Systemic inflammation in obesity upregulating airway inflammation in asthma in combination with mechanical alterations in respiratory function play key roles. Both obesity and asthma lead to decreased physical activity resulting in further deterioration in the conditions as a vicious circle. Patient susceptibility depends on the interaction with genetic, environmental, developmental, lifestyle, and clinical factors. The obese asthma phenotype conveys more severe disease and poorer response to treatment. Weight management through multidisciplinary intervention and effective asthma management is a key strategy, including increasing physical activity and improving adherence to dietary guidelines. Currently, weight loss medications are allowed only in rare and very selected cases and bariatric surgery not recommended before 18 years of age.
19. Future Directions
Further research and understanding of the obesity–asthma relationship is needed, enhancing endotyping and phenotyping of children with obesity-related asthma, identifying reliable biomarkers, designing pediatric-specific studies that consider important stages of growth and development, and guiding clinical management and interventions. It is crucial to provide high-risk children and adolescents with strategies that encourage physical activity and healthy habits, while also strengthening asthma self-management and treatment adherence, in order to reduce long-term morbidity and mortality.
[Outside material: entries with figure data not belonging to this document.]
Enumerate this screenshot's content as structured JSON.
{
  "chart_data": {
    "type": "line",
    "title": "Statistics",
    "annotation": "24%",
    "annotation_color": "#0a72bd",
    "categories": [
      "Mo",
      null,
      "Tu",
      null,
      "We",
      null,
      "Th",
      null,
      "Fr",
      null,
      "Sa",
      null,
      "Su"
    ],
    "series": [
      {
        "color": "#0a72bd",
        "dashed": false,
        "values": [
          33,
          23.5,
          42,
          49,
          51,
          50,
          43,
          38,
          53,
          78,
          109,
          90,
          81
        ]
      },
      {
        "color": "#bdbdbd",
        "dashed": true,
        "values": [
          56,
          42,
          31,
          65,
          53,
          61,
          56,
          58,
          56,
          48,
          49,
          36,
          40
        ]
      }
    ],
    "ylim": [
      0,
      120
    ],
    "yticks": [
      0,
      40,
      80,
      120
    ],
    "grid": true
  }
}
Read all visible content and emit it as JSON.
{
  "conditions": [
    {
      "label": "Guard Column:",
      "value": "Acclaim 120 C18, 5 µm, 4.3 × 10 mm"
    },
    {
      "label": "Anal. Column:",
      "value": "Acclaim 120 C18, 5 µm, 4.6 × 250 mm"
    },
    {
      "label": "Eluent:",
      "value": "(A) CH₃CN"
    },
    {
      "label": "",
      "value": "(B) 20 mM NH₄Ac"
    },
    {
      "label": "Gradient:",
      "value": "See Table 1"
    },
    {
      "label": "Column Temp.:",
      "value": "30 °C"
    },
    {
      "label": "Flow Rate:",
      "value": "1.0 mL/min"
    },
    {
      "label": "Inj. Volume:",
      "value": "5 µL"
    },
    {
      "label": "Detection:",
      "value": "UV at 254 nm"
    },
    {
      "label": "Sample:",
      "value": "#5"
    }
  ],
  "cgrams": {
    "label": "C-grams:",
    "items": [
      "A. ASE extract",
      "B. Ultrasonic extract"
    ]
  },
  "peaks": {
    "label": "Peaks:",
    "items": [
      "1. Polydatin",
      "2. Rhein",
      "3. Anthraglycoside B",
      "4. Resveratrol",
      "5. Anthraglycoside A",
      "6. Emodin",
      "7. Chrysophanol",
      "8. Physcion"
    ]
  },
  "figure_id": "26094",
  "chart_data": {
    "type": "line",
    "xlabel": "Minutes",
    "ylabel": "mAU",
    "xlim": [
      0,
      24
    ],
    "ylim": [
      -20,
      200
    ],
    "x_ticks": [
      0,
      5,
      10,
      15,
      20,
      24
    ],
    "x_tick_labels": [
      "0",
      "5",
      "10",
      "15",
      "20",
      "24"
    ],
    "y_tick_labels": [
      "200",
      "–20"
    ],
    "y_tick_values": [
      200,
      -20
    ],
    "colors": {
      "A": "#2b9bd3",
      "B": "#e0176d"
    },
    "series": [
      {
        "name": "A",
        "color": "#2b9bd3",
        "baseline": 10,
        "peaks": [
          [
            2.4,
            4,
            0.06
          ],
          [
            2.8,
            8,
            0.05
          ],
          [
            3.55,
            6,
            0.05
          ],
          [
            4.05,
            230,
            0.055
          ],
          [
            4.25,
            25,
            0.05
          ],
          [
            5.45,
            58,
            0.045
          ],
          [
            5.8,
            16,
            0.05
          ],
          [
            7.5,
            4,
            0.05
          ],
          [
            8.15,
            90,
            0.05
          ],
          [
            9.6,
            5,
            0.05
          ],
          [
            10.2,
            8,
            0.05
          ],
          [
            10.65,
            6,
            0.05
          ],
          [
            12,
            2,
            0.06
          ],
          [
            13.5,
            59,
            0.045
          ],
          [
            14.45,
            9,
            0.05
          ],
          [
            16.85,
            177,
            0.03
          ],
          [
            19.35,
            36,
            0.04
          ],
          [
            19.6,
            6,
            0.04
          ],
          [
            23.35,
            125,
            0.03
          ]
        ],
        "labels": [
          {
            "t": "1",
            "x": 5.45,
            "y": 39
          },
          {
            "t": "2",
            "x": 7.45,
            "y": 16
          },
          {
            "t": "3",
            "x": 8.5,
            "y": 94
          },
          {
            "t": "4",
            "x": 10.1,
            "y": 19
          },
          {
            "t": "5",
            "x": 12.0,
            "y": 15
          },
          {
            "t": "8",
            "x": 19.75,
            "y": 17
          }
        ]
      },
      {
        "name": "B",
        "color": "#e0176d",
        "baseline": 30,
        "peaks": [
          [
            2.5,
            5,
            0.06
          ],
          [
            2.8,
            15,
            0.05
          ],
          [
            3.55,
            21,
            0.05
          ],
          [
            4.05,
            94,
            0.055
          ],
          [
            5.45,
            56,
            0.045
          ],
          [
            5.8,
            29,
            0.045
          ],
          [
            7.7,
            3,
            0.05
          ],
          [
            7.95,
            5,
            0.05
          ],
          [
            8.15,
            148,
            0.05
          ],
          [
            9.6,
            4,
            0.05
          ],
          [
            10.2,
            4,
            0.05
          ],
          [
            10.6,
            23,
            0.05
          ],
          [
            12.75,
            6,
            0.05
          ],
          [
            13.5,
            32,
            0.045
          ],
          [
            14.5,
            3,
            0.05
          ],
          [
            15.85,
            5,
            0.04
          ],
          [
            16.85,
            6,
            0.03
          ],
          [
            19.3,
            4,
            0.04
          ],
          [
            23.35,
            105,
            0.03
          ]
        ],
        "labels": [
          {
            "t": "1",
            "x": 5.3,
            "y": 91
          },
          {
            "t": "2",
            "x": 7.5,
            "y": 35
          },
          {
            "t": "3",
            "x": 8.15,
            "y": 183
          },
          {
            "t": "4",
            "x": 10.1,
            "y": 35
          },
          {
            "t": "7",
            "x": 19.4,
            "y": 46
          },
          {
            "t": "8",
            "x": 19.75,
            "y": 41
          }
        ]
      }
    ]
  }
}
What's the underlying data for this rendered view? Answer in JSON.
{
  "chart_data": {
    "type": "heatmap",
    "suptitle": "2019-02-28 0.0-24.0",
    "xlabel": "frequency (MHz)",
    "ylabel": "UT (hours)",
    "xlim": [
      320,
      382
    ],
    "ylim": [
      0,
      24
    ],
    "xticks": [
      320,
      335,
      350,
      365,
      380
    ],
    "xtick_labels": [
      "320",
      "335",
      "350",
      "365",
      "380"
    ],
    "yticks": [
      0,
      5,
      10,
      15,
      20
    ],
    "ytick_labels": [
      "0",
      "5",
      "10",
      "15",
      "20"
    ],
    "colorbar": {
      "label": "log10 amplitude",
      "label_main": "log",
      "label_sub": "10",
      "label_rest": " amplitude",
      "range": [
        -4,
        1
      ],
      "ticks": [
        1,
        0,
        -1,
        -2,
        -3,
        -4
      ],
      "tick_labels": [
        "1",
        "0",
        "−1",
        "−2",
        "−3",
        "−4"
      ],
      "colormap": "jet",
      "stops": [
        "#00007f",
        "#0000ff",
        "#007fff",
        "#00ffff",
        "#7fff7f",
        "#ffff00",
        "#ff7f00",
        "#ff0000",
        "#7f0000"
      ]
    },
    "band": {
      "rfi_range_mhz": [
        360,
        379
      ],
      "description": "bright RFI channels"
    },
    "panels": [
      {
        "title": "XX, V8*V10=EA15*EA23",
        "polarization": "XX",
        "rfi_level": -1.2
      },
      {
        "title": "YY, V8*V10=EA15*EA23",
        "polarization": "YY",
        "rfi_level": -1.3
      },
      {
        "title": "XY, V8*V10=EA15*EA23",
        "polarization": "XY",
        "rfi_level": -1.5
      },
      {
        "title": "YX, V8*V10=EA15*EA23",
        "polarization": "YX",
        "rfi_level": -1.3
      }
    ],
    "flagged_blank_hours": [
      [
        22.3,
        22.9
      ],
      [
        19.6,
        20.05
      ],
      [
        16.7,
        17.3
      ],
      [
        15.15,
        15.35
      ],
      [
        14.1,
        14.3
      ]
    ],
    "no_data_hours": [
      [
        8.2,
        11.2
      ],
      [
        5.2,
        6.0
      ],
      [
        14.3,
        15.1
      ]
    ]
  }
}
The development of hand-pocket tools—like electronic monitoring devices and mobile apps—can help improve communication with young patients dealing with asthma and obesity. Features such as medication reminders support better treatment adherence, while apps and serious games can enhance understanding of the condition. These tools also encourage proactive management of asthma, leading to earlier interventions and potentially lowering healthcare costs over time. Early interventions for children with asthma and/or wheezing may be warranted to prevent a vicious cycle of worsening obesity and asthma that could contribute to the development of other metabolic diseases in later life.